(openPR) Anlässlich des Welt-Adipositas-Tages zieht die AdipositasHilfe Deutschland eine bittere Bilanz nach dem CDU-Bundesparteitag in Stuttgart. Die dortige Ablehnung einer Herstellerabgabe auf Süßgetränke mit dem Verweis auf „Eigenverantwortung“ und „Aufklärung“ zeugt von einer gefährlichen Realitätsverweigerung in der Gesundheitspolitik.

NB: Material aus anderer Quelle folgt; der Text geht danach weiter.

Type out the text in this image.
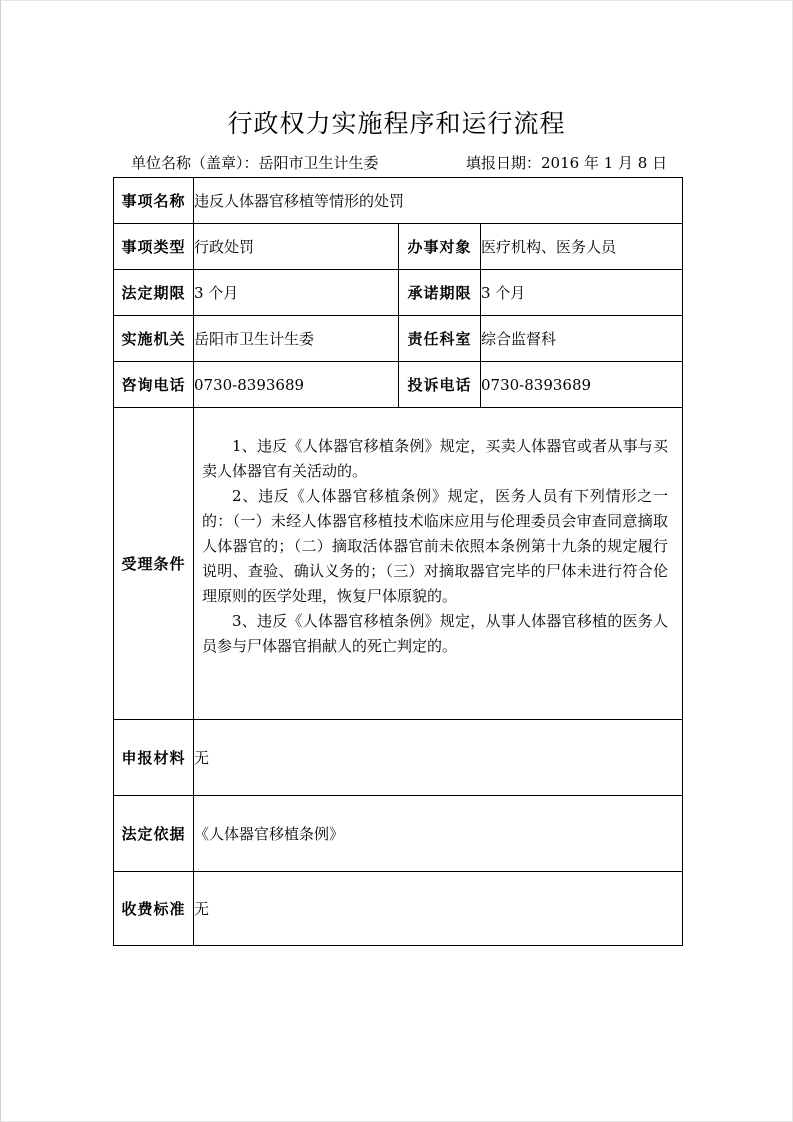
行政权力实施程序和运行流程
单位名称（盖章）：岳阳市卫生计生委	填报日期：2016 年 1 月 8 日
事项名称	违反人体器官移植等情形的处罚		
事项类型	行政处罚	办事对象	医疗机构、医务人员
法定期限	3 个月	承诺期限	3 个月
实施机关	岳阳市卫生计生委	责任科室	综合监督科
咨询电话	0730-8393689	投诉电话	0730-8393689
受理条件	1、违反《人体器官移植条例》规定，买卖人体器官或者从事与买卖人体器官有关活动的。

2、违反《人体器官移植条例》规定，医务人员有下列情形之一的：（一）未经人体器官移植技术临床应用与伦理委员会审查同意摘取人体器官的；（二）摘取活体器官前未依照本条例第十九条的规定履行说明、查验、确认义务的；（三）对摘取器官完毕的尸体未进行符合伦理原则的医学处理，恢复尸体原貌的。

3、违反《人体器官移植条例》规定，从事人体器官移植的医务人员参与尸体器官捐献人的死亡判定的。		

申报材料	无		
法定依据	《人体器官移植条例》		
收费标准	无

„Wer heute immer noch glaubt, eine chronische Erkrankung wie Adipositas mit Broschüren und Appellen an die Disziplin besiegen zu können, ignoriert die medizinische Evidenz“, erklärt Michael Wirtz. „Während die CDU Verhältnisprävention als 'Bevormundung' abkanzelt, lässt sie Millionen Betroffene in einer unsichtbaren Versorgungswüste allein.“
Die zentralen Kritikpunkte zum Welt-Adipositas-Tag:
- Der „Stuttgarter Beschluss“ zementiert Fehlstrukturen: Die Blockade der Zuckersteuer schützt die Industrie, nicht die Patienten.

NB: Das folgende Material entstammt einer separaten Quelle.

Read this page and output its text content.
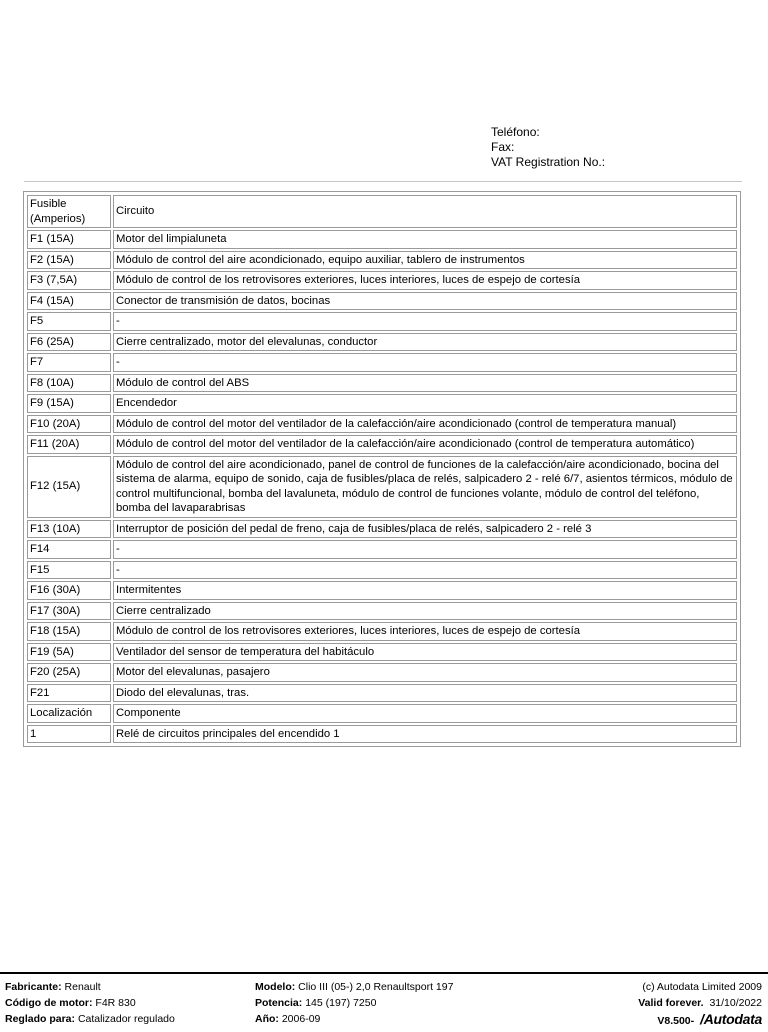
Teléfono:
Fax:
VAT Registration No.:
Fusible (Amperios)	Circuito
F1 (15A)	Motor del limpialuneta
F2 (15A)	Módulo de control del aire acondicionado, equipo auxiliar, tablero de instrumentos
F3 (7,5A)	Módulo de control de los retrovisores exteriores, luces interiores, luces de espejo de cortesía
F4 (15A)	Conector de transmisión de datos, bocinas
F5	-
F6 (25A)	Cierre centralizado, motor del elevalunas, conductor
F7	-
F8 (10A)	Módulo de control del ABS
F9 (15A)	Encendedor
F10 (20A)	Módulo de control del motor del ventilador de la calefacción/aire acondicionado (control de temperatura manual)
F11 (20A)	Módulo de control del motor del ventilador de la calefacción/aire acondicionado (control de temperatura automático)
F12 (15A)	Módulo de control del aire acondicionado, panel de control de funciones de la calefacción/aire acondicionado, bocina del sistema de alarma, equipo de sonido, caja de fusibles/placa de relés, salpicadero 2 - relé 6/7, asientos térmicos, módulo de control multifuncional, bomba del lavaluneta, módulo de control de funciones volante, módulo de control del teléfono, bomba del lavaparabrisas
F13 (10A)	Interruptor de posición del pedal de freno, caja de fusibles/placa de relés, salpicadero 2 - relé 3
F14	-
F15	-
F16 (30A)	Intermitentes
F17 (30A)	Cierre centralizado
F18 (15A)	Módulo de control de los retrovisores exteriores, luces interiores, luces de espejo de cortesía
F19 (5A)	Ventilador del sensor de temperatura del habitáculo
F20 (25A)	Motor del elevalunas, pasajero
F21	Diodo del elevalunas, tras.
Localización	Componente
1	Relé de circuitos principales del encendido 1
Fabricante: Renault
Código de motor: F4R 830
Reglado para: Catalizador regulado
Modelo: Clio III (05-) 2,0 Renaultsport 197
Potencia: 145 (197) 7250
Año: 2006-09
(c) Autodata Limited 2009
Valid forever. 31/10/2022
V8.500- /Autodata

- Gaps in Care – Das unsichtbare Versagen: Die CDU betont die Eigenverantwortung, schweigt aber zu den eklatanten Versorgungslücken. Das DMP Adipositas existiert nur auf dem Papier. Es fehlen Verträge, sodass Patienten trotz Diagnose keine strukturierte Behandlung erhalten.

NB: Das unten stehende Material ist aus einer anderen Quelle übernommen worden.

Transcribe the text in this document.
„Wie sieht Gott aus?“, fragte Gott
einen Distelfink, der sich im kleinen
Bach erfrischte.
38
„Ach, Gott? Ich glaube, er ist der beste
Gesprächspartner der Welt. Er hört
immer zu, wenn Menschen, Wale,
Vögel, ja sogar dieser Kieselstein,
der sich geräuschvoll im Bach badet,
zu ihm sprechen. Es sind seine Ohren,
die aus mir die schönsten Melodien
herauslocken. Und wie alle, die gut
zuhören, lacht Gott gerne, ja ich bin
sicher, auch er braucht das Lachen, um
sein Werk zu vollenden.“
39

- Stoppt Medical Gaslighting: Die politische Rhetorik der „reinen Aufklärung“ befeuert die Stigmatisierung. Wenn die Politik suggeriert, man müsse es nur besser wissen, legitimiert dies das Abwerten von Symptomen in der Arztpraxis. Patienten werden oft nicht ernst genommen, sondern auf ihr Gewicht reduziert – ein systemisches Problem, das durch den Fokus auf „Eigenverantwortung“ verschärft wird.
Wir fordern die Union auf: Beenden Sie die reine Symptombekämpfung von Folgeerkrankungen und schließen Sie endlich die Versorgungslücken in der Adipositas-Therapie!